Her arrow found its target, sinking into the heart of the shadow in a blinding flash of light. There was a final howl, perhaps from one of the dogs, and the shadow dropped away.

“What in God’s sight was that?” hissed Geraint.

“I have been asking the wrong questions,” Yolande answered. Furious at herself for being so slow in understanding, she did not care if the revenant reappeared or not. She strode up to the door, pulled her arrow free and hammered on the wood. “I have been wrong but now I will have answers.”

Someone in the church would know.

The scent of crushed Christmas roses swirled about her as the church door opened and she stepped through into the light.

* * * * *

 

“It is not a vampire,” Yolande said again. Geraint marveled at her patience but recognized the need for it.
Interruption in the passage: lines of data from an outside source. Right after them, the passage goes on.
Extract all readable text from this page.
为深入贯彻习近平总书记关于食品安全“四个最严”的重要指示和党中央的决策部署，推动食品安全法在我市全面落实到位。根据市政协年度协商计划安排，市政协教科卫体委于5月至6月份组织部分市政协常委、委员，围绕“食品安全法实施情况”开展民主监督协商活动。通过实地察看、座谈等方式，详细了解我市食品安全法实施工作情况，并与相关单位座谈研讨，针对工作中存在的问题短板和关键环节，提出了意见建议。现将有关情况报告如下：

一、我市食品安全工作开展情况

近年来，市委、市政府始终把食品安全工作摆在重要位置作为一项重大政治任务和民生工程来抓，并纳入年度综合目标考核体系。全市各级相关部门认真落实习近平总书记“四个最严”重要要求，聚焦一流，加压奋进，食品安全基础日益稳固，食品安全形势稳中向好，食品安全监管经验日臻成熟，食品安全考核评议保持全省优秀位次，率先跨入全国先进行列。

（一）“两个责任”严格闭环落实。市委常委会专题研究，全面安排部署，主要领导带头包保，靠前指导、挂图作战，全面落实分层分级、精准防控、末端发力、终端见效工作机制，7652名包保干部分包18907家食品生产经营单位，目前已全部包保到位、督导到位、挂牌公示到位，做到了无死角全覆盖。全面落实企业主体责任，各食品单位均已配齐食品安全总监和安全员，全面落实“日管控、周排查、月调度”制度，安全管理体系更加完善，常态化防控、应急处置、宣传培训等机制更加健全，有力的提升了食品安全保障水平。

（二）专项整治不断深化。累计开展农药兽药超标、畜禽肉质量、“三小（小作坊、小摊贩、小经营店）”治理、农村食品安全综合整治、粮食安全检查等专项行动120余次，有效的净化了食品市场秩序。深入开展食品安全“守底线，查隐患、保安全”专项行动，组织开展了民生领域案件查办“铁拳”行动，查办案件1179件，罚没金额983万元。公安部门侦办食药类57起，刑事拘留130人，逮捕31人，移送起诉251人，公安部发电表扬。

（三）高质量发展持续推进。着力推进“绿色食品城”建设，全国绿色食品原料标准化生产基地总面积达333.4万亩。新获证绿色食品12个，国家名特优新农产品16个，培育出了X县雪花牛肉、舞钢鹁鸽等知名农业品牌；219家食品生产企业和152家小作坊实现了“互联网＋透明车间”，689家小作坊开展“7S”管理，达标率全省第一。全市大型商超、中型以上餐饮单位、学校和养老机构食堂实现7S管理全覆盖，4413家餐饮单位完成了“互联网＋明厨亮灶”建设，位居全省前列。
The womenfolk and few men huddled ’round the flaming braziers in the nave of the church were already frightened enough.

So far, her questions—
who has died here of late, which men? What are their names? Where are they buried?
—had created a tumult of chattering but no clear answers. Villagers jabbed each other in the ribs and rocked from foot to foot, clearly embarrassed but stubbornly silent.
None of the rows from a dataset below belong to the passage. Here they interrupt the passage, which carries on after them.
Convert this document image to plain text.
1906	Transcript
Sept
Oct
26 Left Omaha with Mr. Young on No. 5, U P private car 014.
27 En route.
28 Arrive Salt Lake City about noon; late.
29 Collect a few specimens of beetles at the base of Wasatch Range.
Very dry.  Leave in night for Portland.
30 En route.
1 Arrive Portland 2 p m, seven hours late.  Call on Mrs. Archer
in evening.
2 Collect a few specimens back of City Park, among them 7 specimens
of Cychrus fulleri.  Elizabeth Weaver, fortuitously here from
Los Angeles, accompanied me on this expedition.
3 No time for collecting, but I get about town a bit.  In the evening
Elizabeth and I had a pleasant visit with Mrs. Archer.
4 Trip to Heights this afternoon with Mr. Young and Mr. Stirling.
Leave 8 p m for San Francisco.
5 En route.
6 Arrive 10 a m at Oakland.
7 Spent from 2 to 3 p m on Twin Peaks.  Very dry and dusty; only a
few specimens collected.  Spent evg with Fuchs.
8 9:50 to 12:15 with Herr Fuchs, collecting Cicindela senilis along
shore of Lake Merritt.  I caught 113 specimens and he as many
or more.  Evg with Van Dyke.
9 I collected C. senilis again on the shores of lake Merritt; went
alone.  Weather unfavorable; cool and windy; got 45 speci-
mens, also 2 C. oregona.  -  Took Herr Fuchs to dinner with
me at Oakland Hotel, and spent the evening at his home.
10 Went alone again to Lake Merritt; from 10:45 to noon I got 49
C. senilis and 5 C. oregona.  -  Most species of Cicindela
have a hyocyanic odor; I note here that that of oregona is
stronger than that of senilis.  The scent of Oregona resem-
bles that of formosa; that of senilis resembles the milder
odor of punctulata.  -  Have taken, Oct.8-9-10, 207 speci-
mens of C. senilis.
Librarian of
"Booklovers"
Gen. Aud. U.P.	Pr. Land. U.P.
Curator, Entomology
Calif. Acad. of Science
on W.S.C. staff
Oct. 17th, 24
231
“We know what happens to a vampire,” shouted a woman, her children gathered ’round her like warriors around a great lord, their faces turned to Yolande and taut with fear and loathing.

“Alive or dead, no one will be harmed,” Geraint said aloud, raising his hands as a priest raises the bread and wine before the altar. “No one will be mutilated.”
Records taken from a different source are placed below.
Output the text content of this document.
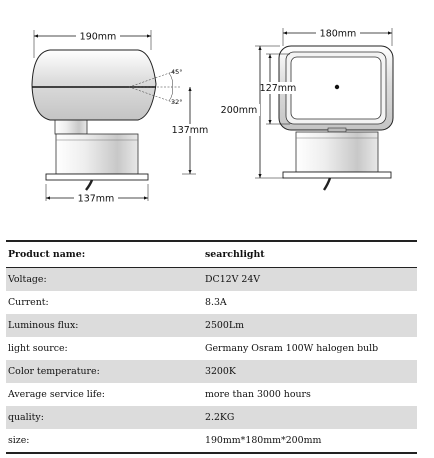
190mm
45°
32°
137mm
137mm
180mm
127mm
200mm
Product name:	searchlight
Voltage:	DC12V 24V
Current:	8.3A
Luminous flux:	2500Lm
light source:	Germany Osram 100W halogen bulb
Color temperature:	3200K
Average service life:	more than 3000 hours
quality:	2.2KG
size:	190mm*180mm*200mm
His words, or his gesture, calmed the tight little group for an instant before the grumbling began again.

“But they cut the heads off vampires and carve out their hearts.”

“Godith, I have said it already. This is no vampire,” Yolande repeated for the third time.

“How do you know that?”

“Because there is no plague, pestilence or disease here. There is a restless soul, a revenant, yes, but one drawn by love and desire, not by hate.” Her lips quivered slightly, the only sign of tension in her. “I will write a letter of absolution and the soul will find his rest.”

“Does that mean the dreams—”

“Another matter altogether. I will work on that when I have finished with the revenant.”

“Yet how can that be, and so simple? A
letter
?”

“Being a sacred scribe is not simple,” Geraint put in. He wanted to wag a finger at the noisy goodwife but confined himself to folding his arms across his chest. “Can you write, Mistress Reeve?”

Even in the dim orange flames, he could see Godith blush. “We heard his dogs outside,” she exclaimed, as indignant as a hen pushed off its nest and determined to have her say. “They come because they dread him and how is that good? How can he be good?”

“Whose dogs?” Yolande stepped forward into the heart of the nave and bore down on Godith. “Was he a huntsman, a forester? I promise I will harm nothing, do no injury to any of your kin, be they living or passed on.”

She stood tall and slim as a lily, a gentle dark Madonna. The drooping garland of Christmas roses hung from her belt like a perfumed cloud, the candle and brazier flames surrounded her like a halo. “Please, let me help you. Let me help this poor soul to his final, honored rest.”